Amazon Athena
User Guide  | API Reference

Extracting Data from JSON

You may have source data with containing JSON-encoded strings that you do not necessarily want to deserialize into a table in Athena. In this case, you can still run SQL operations on this data, using the JSON functions available in Presto.

Consider this JSON string as an example dataset.

{"name": "Susan Smith",
"org": "engineering",
"projects":
    [
     {"name":"project1", "completed":false},
     {"name":"project2", "completed":true}
    ]
}

Examples: extracting properties#

To extract the name and projects properties from the JSON string, use the json_extract function as in the following example. The json_extract function takes the column containing the JSON string, and searches it using a JSONPath-like expression with the dot . notation.

Note

JSONPath performs a simple tree traversal. It uses the $ sign to denote the root of the JSON document, followed by a period and an element nested directly under the root, such as $.name.
WITH dataset AS (
  SELECT '{"name": "Susan Smith",
           "org": "engineering",
           "projects": [{"name":"project1", "completed":false},
           {"name":"project2", "completed":true}]}'
    AS blob
)
SELECT
  json_extract(blob, '$.name') AS name,
  json_extract(blob, '$.projects') AS projects
FROM dataset

The returned value is a JSON-encoded string, and not a native Athena data type.
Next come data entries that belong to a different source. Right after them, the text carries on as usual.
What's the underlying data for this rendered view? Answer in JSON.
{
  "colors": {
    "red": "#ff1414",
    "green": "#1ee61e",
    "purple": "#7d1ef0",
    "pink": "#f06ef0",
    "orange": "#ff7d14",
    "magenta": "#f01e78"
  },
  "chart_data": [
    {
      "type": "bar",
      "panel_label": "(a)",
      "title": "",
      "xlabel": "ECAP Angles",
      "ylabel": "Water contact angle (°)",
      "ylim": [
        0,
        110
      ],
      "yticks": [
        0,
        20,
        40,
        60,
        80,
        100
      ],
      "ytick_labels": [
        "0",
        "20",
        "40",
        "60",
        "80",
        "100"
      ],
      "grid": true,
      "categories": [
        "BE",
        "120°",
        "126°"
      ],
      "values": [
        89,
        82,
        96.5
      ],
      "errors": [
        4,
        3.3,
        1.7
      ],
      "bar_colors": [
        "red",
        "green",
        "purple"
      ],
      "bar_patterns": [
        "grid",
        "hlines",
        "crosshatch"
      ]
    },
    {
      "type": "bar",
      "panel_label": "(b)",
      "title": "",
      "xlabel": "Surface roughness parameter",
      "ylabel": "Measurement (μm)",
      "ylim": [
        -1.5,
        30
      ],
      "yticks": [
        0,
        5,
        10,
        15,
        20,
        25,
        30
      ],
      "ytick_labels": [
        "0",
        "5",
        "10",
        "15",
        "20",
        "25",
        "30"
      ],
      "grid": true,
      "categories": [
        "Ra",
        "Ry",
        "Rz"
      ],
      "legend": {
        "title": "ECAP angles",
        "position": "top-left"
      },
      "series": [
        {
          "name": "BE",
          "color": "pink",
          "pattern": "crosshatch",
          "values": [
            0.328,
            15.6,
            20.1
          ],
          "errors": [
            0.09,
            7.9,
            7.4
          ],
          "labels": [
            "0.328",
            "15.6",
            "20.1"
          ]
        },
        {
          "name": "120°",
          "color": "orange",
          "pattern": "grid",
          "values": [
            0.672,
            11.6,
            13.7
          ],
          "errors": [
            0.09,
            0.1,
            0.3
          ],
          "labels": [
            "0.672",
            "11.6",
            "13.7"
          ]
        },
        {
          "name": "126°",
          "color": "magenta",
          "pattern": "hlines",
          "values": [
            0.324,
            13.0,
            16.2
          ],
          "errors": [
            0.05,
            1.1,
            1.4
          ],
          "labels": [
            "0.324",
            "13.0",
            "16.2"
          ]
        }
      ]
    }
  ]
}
+-----------------------------------------------------------------------------------------------+
| name           | projects                                                                     |
+-----------------------------------------------------------------------------------------------+
| "Susan Smith"  | [{"name":"project1","completed":false},{"name":"project2","completed":true}] |
+-----------------------------------------------------------------------------------------------+

To extract the scalar value from the JSON string, use the json_extract_scalar function. It is similar to json_extract, but returns only scalar values (Boolean, number, or string).

Note

Do not use the json_extract_scalar function on arrays, maps, or structs.
WITH dataset AS (
  SELECT '{"name": "Susan Smith",
           "org": "engineering",
           "projects": [{"name":"project1", "completed":false},{"name":"project2", "completed":true}]}'
    AS blob
)
SELECT
  json_extract_scalar(blob, '$.name') AS name,
  json_extract_scalar(blob, '$.projects') AS projects
FROM dataset

This query returns:

+---------------------------+
| name           | projects |
+---------------------------+
| Susan Smith    |          |
+---------------------------+

To obtain the first element of the projects property in the example array, use the json_array_get function and specify the index position.

WITH dataset AS (
  SELECT '{"name": "Bob Smith",
           "org": "engineering",
           "projects": [{"name":"project1", "completed":false},{"name":"project2", "completed":true}]}'
    AS blob
)
SELECT json_array_get(json_extract(blob, '$.projects'), 0) AS item
FROM dataset

It returns the value at the specified index position in the JSON-encoded array.

+---------------------------------------+
| item                                  |
+---------------------------------------+
| {"name":"project1","completed":false} |
+---------------------------------------+

To return an Athena string type, use the [] operator inside a JSONPath expression, then Use the json_extract_scalar function. For more information about [], see Accessing Array Elements.

WITH dataset AS (
   SELECT '{"name": "Bob Smith",
             "org": "engineering",
             "projects": [{"name":"project1", "completed":false},{"name":"project2", "completed":true}]}'
     AS blob
)
SELECT json_extract_scalar(blob, '$.projects[0].name') AS project_name
FROM dataset

It returns this result:

+--------------+
| project_name |
+--------------+
| project1     |
+--------------+